Es ahí cuando están preparadas para sacar la sal. Los salineros, cooperativas de trabajadores apuntados por la semarnat, trabajan duras jornadas bajo el sol que se refleja en la sal, primero sacando lo que se conoce como sal de espuma, la que sola llega hasta la orilla de los charcos, y que no necesita ningún tipo de refinamiento. Después, con carretillas, sacan la sal de las charcas, grandes granos de un color rosado que se dejan secando al sol y que con el calor toman su tonalidad blancuzca, casi transparente. Esta sal se venderá, después, a Sudamérica, a Estados Unidos y Canadá. En el pueblo de Celestún es posible comprar sal de grano de la región, casi sin refinamiento, en su estado más puro. En la primera mitad del año, antes de las lluvias, también es posible ver a los salineros sacando enormes montículos de sal, que ciegan al reflejo con la luz.
Los manglares
En la ría, donde se va a ver los flamencos, hay otro gran atractivo: los manglares. Estas formaciones que se ven en zonas pantanosas son, en realidad, un conjunto de una sola especie de árbol, el mangle. Estos árboles sirven como barrera de protección para la mayoría de las especies que viven ahí, sobre todo en época de huracanes. La lancha que nos lleva a ver los flamencos es la misma lancha que se interna entre el bosque de manglares, túneles verdes que nacen de la ría.
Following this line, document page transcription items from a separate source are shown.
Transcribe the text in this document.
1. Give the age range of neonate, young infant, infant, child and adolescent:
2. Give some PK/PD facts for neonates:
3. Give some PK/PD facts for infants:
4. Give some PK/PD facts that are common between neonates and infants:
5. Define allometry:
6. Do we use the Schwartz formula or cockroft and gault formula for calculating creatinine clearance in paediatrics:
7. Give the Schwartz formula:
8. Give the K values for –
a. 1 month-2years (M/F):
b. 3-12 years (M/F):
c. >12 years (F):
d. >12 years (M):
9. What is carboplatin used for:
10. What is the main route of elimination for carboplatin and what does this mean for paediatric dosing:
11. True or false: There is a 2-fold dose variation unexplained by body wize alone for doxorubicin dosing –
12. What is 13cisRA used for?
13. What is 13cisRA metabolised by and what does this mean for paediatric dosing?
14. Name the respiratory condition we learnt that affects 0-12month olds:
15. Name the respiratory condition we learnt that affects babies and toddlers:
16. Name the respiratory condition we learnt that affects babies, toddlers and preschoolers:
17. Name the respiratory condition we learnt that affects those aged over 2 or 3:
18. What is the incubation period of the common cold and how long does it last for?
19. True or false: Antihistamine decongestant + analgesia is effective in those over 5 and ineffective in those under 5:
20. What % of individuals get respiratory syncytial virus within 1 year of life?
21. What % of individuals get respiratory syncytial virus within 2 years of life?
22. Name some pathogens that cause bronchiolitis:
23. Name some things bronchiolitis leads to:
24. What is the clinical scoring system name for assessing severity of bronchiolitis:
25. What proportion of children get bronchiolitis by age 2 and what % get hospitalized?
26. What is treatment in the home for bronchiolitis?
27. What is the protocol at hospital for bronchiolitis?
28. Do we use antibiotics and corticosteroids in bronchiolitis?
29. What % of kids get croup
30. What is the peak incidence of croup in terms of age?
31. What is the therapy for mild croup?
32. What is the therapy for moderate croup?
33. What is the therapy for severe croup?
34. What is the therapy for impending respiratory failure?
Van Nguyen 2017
El clima y la vegetación cambian, y es posible ver ahí los nacimientos de agua dulce en medio de tanta vegetación, como una pequeña fuente. La lancha para en un pequeño muelle y, ahí, en medio de los manglares, aparece un ojo de agua que invita a calmar el calor en sus cristalinas aguas. Durante la temporada en la que visitamos, el agua es verde, pero ya que el mangle que lo rodea es rojo, en unos meses esta misma agua será roja. “Como un vino”, nos dice Henry, el biólogo que es nuestro guía del día. Y sí, exactamente como un vino, ya que el rojo que pinta tan dramáticamente el agua son taninos procedentes de los árboles. Si uno siente tentación, puede entrar y nadar un rato, aunque no más de cinco minutos, y siempre y cuando no traiga bloqueador solar o repelente de insectos que pueda contaminar el agua.
Lo que viene
¿Qué es lo que ha pasado con Celestún?, ¿qué va a pasar? Esta parte de la península de Yucatán, como el resto de las áreas verdes del país, están en peligro de desaparecer. La duda es en cuánto tiempo. Hay lugareños que dicen que en diez años el nivel del agua subirá tanto que ésta y otras zonas, como Cancún y Tulum, desaparecerán.
Hay quienes dicen –entre ellos Verena Gerber– que los esfuerzos que se están haciendo para mantener la zona, y los cuidados que hay actualmente, garantizan que la zona se conserve por muchos, muchos más años. Lo que sí es cierto es que la explotación de la selva y de las especies endémicas de la región han causado daños irreparables, y no únicamente aquí. Es por eso que un esfuerzo como el que hace Xixim, de no invadir la naturaleza, es tan importante. Pero además, trabajan por no sobreexplotar su playa, por educar a sus huéspedes y enseñarles a ser lo menos invasivos posible. Llegar a Celestún es un viaje de reconocimiento con la naturaleza, de observar de primera mano y experimentar un proyecto que demuestra que las cosas se pueden hacer bien sin causarle daño al entorno.
El futuro de esta reserva puede ser incierto para todos en este punto, pero lo que es innegable, es que su belleza y su importancia para las especies que aquí habitan, vale la pena el esfuerzo de conservarla.